Foreign & domestic buyers go head-to-head in property sales arena

Beef Central, 03/05/2016

Northern cattle droving

A WAVE of growth in Australia’s rural sector is positioning agribusiness as the next big-ticket item for investors, with foreign and domestic buyers going head-to-head in the sales arena amid unprecedented demand for assets.

CBRE’s latest Capital Markets Research Review released today highlights an upturn in investment activity in Australia’s agribusiness market in 2015, with $16 billion in assets changing hands over the 12 month period.

CBRE Agribusiness regional director Danny Thomas said demand for institutional grade agribusiness assets had reached unprecedented levels.

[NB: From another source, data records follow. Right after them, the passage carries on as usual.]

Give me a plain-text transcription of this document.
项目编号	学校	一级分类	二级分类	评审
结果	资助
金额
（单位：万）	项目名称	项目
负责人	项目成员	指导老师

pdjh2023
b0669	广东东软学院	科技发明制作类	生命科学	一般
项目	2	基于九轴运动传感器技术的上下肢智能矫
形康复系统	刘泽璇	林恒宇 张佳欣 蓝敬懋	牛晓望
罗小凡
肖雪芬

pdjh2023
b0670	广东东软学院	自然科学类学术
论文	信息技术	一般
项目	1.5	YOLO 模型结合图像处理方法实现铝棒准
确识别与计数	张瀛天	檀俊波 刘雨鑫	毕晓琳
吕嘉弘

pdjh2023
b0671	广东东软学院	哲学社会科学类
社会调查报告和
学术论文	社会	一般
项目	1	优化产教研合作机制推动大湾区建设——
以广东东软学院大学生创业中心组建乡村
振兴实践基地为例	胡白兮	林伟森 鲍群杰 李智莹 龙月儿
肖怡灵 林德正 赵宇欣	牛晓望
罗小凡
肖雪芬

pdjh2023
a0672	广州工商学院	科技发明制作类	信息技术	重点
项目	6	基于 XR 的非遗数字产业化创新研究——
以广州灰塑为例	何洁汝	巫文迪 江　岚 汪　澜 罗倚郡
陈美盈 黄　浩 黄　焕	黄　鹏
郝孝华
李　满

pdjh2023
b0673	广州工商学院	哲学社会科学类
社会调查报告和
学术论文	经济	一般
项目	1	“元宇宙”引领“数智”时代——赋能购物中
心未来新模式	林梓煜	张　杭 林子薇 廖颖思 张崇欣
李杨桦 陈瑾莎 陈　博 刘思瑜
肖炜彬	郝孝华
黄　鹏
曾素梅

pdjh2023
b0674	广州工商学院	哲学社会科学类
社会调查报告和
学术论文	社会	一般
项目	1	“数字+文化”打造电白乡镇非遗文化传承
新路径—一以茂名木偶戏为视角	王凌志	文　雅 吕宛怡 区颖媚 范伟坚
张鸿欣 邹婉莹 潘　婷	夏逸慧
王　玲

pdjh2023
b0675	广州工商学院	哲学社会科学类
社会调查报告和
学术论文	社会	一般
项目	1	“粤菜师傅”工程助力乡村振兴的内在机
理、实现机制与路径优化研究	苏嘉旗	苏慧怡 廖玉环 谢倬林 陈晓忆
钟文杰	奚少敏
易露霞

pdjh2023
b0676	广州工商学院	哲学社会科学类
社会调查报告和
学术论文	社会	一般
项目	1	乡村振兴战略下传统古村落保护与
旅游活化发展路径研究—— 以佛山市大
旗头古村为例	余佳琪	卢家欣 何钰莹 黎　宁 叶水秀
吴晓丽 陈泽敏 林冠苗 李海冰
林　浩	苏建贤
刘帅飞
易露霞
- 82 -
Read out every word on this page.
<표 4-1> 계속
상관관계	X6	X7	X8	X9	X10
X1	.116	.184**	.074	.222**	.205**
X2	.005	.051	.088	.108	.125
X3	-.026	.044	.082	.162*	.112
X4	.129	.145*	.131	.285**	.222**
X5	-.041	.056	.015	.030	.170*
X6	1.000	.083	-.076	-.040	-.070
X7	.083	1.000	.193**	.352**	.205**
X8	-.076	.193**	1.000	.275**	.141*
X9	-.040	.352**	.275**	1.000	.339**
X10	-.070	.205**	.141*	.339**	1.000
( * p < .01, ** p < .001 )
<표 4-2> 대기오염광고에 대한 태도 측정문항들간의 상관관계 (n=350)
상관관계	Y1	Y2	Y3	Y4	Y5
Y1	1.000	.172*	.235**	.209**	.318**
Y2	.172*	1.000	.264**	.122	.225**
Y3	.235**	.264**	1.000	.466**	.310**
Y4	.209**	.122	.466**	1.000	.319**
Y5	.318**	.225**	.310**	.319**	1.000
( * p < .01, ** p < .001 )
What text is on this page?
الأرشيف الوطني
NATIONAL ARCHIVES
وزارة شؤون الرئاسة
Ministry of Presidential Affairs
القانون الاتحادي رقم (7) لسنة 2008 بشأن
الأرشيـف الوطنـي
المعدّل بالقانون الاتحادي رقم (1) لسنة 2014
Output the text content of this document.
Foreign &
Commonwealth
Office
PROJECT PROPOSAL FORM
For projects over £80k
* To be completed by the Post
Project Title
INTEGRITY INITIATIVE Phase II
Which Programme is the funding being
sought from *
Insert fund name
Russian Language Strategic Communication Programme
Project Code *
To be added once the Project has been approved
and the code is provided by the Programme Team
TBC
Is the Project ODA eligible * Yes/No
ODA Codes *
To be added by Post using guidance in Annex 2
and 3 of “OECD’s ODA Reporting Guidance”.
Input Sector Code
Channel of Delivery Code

“Agribusiness investment is the ‘new black.’ Foreign investors are now competing head-to-head with resurgent domestic investor demand, despite a favourable change in the $US exchange rate,” Mr Thomas said.

“A new norm in beef prices has restored confidence to a large part of the sector, with a consequent increase in purchaser enquiry,” he said.

Domestic buyers are being drawn from all areas of the market, including established industry families and corporations; first time financial investors; domestic HNW investors; and new/young farmers.

Chinese account for $400m in investments

In tandem with the surge in domestic interest for agribusiness assets, the CBRE report also highlights a surge in the level of Chinese investment during 2015.

While at less than 10 percent of overall foreign investments in the sector – accounting for significantly less than US and European investment in the Australian rural market –  there was a notable uptick in transaction activity from Chinese groups to circa $400 million in 2015, the report suggested.

The most notable transaction was the reported $280 million sale of Van Diemen’s Land Co, comprising 25 dairy farms over circa 20,000ha of land in north-west Tasmania, to Moon Lake Investments – owned by a Chinese billionaire. Another was the $47 million sale of Wollogorang Station in Queensland’s Gulf country.

“Foreign investors are particularly focused on large-scale opportunities, with the most ‘in-demand’ sectors being beef – both in northern and southern Australia – edible nuts, irrigated row cropping, dryland cropping and dairy farms,” Mr Thomas said.

The report shows organics, nutritionals and seafood are the hottest post-farm gate sectors, and the rapid increase in the value of tradable water entitlements in southern Australia is also drawing significant investor interest.

Mr Thomas said the pace of investment in agribusiness was expected to gain further momentum in 2016.

“In the current climate, farms (for US dollar investors) are looking cheaper, which will inevitably have a positive impact on the level of investment interest,” he said.

“The commodity price outlook also remains relatively favourable, which will further underpin demand in the sector.”